Yep, you heard me. Fat girls can wear crop tops too. Let me say it again for the people in the back:
But this article isn’t just about crop tops.
I understand that we live in a society that has brainwashed many of us into believing that fat bodies are worth less than thin bodies; that fat is synonymous with ugly; that there is nothing worse than being fat; that we cannot be fat AND happy (these are all lies by the way) but I still do not understand why anyone would feel that it is acceptable to attempt to police the clothing choices of any other human being, regardless of their weight, shape, or size.
Fat girls are told implicitly and explicitly that they should not wear leggings, or crop tops, or bikinis (or even go on the beach at all), or bear their legs in dresses, or wear mini shorts, or…the list goes on. There is even a hierarchy of privilege amongst fat bodies, depending on how fat you are or where your fat is stored or whether you have big enough boobs to even out your thick thighs and hips. And frankly, I find it all disgusting.

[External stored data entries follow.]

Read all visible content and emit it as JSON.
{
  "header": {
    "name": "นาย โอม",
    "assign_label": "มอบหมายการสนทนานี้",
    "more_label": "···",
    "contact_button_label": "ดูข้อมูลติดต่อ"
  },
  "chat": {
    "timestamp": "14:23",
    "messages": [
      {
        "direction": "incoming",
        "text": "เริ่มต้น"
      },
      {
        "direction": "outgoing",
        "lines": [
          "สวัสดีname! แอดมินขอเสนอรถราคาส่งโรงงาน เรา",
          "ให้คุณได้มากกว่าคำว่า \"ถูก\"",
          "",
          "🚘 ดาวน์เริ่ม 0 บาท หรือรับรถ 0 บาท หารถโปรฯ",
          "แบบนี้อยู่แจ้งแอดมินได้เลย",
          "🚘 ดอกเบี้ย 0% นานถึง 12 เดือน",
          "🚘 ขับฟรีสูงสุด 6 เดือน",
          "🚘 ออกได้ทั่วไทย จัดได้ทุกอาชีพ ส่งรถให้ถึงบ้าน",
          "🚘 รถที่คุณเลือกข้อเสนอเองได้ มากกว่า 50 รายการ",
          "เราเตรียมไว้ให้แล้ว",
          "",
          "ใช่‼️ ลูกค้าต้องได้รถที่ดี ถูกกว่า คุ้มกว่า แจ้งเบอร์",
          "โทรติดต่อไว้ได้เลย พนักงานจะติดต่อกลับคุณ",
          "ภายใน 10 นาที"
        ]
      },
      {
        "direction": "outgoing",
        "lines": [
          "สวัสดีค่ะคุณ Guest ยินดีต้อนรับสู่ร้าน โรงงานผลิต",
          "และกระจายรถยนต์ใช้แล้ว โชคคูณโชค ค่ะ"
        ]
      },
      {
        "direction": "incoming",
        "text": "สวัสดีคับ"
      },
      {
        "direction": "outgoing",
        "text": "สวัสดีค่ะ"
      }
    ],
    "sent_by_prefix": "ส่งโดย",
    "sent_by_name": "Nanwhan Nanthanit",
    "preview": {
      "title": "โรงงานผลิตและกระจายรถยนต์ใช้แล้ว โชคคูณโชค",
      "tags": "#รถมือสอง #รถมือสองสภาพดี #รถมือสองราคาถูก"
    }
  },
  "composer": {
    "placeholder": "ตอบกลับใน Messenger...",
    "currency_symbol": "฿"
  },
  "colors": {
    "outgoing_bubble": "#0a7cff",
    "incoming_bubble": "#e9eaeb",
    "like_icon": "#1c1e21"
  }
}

We are all people. We all lead different lives and have different values and passions and hobbies. And we all have different bodies. And the weight, shape, or size of our bodies does not alter our self worth or how beautiful we are. It also does not give anyone the right to dictate what we wear. Fat, slim, curvy, thin, chubby, muscular, pear-shaped, apple-shaped…you can be star-shaped for all I care and wear the same clothes as anyone else. Certain clothes are not reserved for certain body sizes or shapes, and whether you are a size 6 or a size 26, you are the only one who gets to choose what you wear. Don’t let ignorance get in the way of your clothing preference. If you want to rock a crop top, a mini skirt, and nine-inch heels, you do that. If you want to wear a cute summery dress to the beach and then whip it off to reveal an itsy, bitsy bikini, you do that. If you want to wear leggings and a bralet, you do that. And if you feel more comfortable in jeans and a t-shirt, you do that too. Because you should be able to wear whatever it is that you feel the most confident in. And if our fatphobic, asshole of a society has made you feel too uncomfortable to wear a crop-top even if you really like them, it doesn’t make you any less badass if you save the crop tops for another time, or even never.

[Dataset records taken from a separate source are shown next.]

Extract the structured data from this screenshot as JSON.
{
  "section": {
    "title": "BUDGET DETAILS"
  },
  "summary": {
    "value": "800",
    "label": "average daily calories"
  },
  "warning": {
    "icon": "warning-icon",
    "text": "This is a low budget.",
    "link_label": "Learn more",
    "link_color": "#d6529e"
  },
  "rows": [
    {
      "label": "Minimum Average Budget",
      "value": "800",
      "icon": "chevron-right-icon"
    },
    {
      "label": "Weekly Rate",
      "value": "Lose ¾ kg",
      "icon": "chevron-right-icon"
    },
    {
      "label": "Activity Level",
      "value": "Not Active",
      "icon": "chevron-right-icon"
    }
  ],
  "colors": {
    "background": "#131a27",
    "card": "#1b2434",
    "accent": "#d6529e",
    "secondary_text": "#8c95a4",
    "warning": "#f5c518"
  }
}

You do not have to wear whatever society thinks is most “flattering”. I only recently took a real long hard look at this word, and saw it from a totally different angle to what I previously saw. People use it as a compliment towards each other all of the time, and it seems like a genuinely nice thing to say someone until you examine what it wearing something “flattering” really means. The word “flattering” in itself is oppressive: it implies that we should be aiming to look a certain way – and that certain way is “as thin as possible”. No one should feel that they have to disguise their hip fat or accentuate their waist or push up their breasts or flatten down their bellies. You do not have to hide any part of your body as if it is shameful. Not one part of your body is shameful, and you have the right to wear whatever you want, at all times. Everyone deserves to embrace the body that they have and everyone deserves to love it for what it does for them and for what it looks like.
It is summer time, and it is hot outside, and fat girls are entitled to dress in the clothes that make them feel coolest – both in temperature and in style. Don’t ever shame anyone for wearing what they want to wear. It is their right to do so and to feel confident in doing so. Respect everyone’s clothing choice. Respect everyone’s bodies. Respect everyone.